Due to the rapidly changing landscape of technology use, there is a continual need to understand learner practices and their technology adoption, including any new barriers and enablers that can be identified. In an age when “communities are jumping across technologies” as needs and trends evolve (Wenger, 2010), educators and researchers also have to stay informed about how learners use personal technologies as members of communities that may be social, work-related or educational. Communities and networks facilitated by technology are, in turn, the means by which various technologies are promulgated and adopted; for example, when social network sites add real-time communications features such as instant messaging (Christakis & Fowler, 2009).

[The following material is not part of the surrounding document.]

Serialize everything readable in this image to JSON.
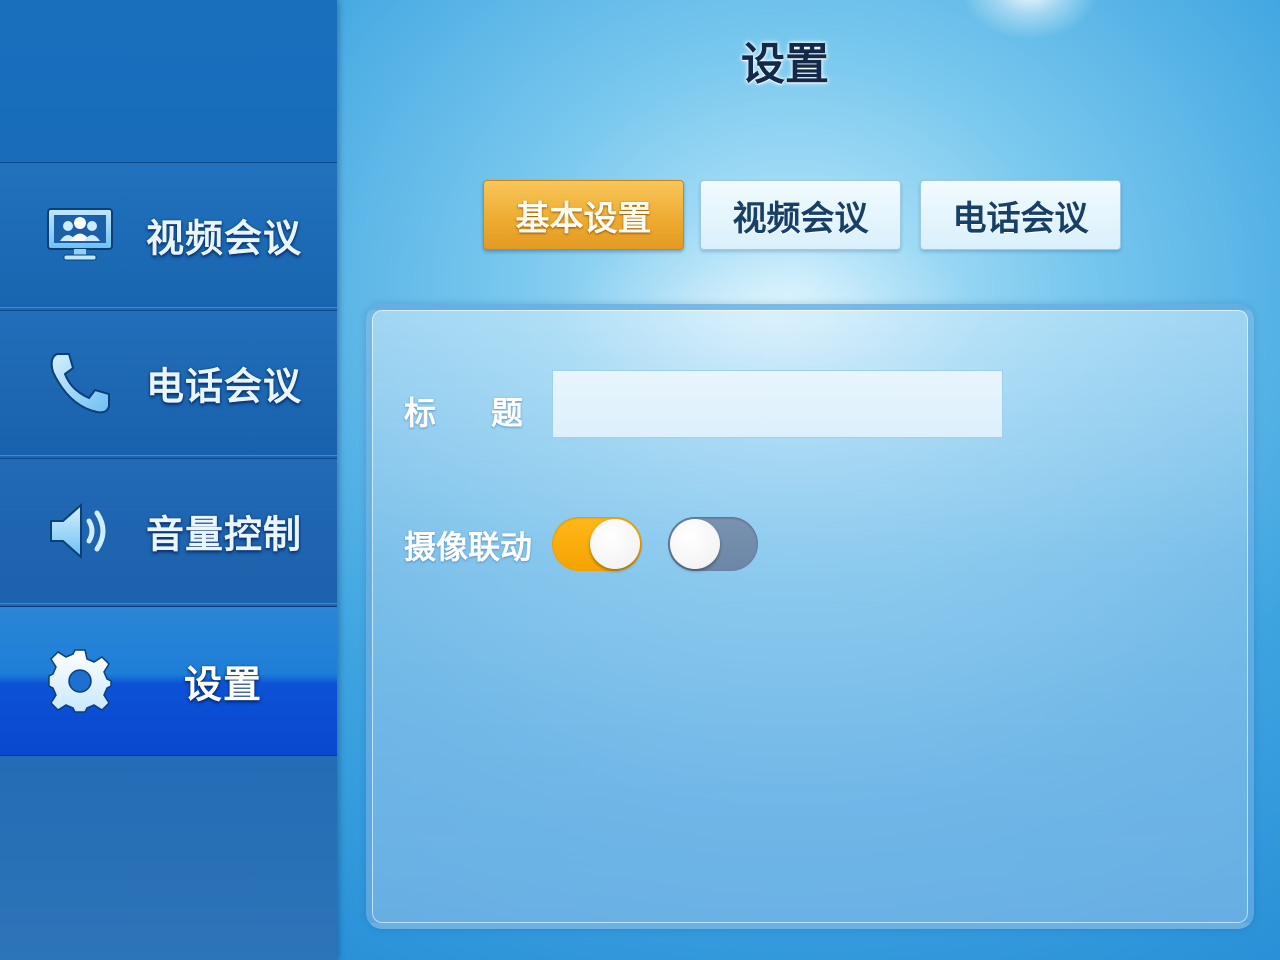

Our research is situated within emerging research on the ‘learner’s perspective’ on e-learning and mobile learning, in the context of increasing learner autonomy, personal choice of tools and learning spaces, and decreasing institutional control. It also contributes to debates engendered by the idea that education must change in response to a new generation of learners. Typically the ‘new generation’ is understood as comprising those born in the period since the early 1980s, variously referred to as the Net generation (Tapscott, 1998, 2008), Digital Natives (Prensky, 2001, 2009) and Millennials (Oblinger & Oblinger, 2005), whose expectations in respect of technology use are claimed to be significantly different from the generations that preceded it. Jones, Ramanau, Cross and Healing (2010) have critiqued the ‘new generation’ arguments, concluding that “overall there is growing theoretical and empirical evidence that casts doubt on the idea that there is a defined new generation of young people with common characteristics related to their exposure to digital technologies and networked communication throughout their lives” (p. 6). Instead, their research points to the existence of a number of notable ‘minorities’ within the generation, such as “a large minority who make use of the Internet to download or upload materials and a smaller minority who contribute to blogs and wikis or engage with virtual worlds” (p. 21). Within their sample of First Year university students in the UK, almost all students owned a mobile phone; an mp3-device or other digital music player was commonly owned as well, but the use of these portable devices was not explored in any detail. Conole, de Laat, Dillon and Darby (2008) found that students made use of mobile phones frequently to phone and text each other, particularly when they had assignment queries.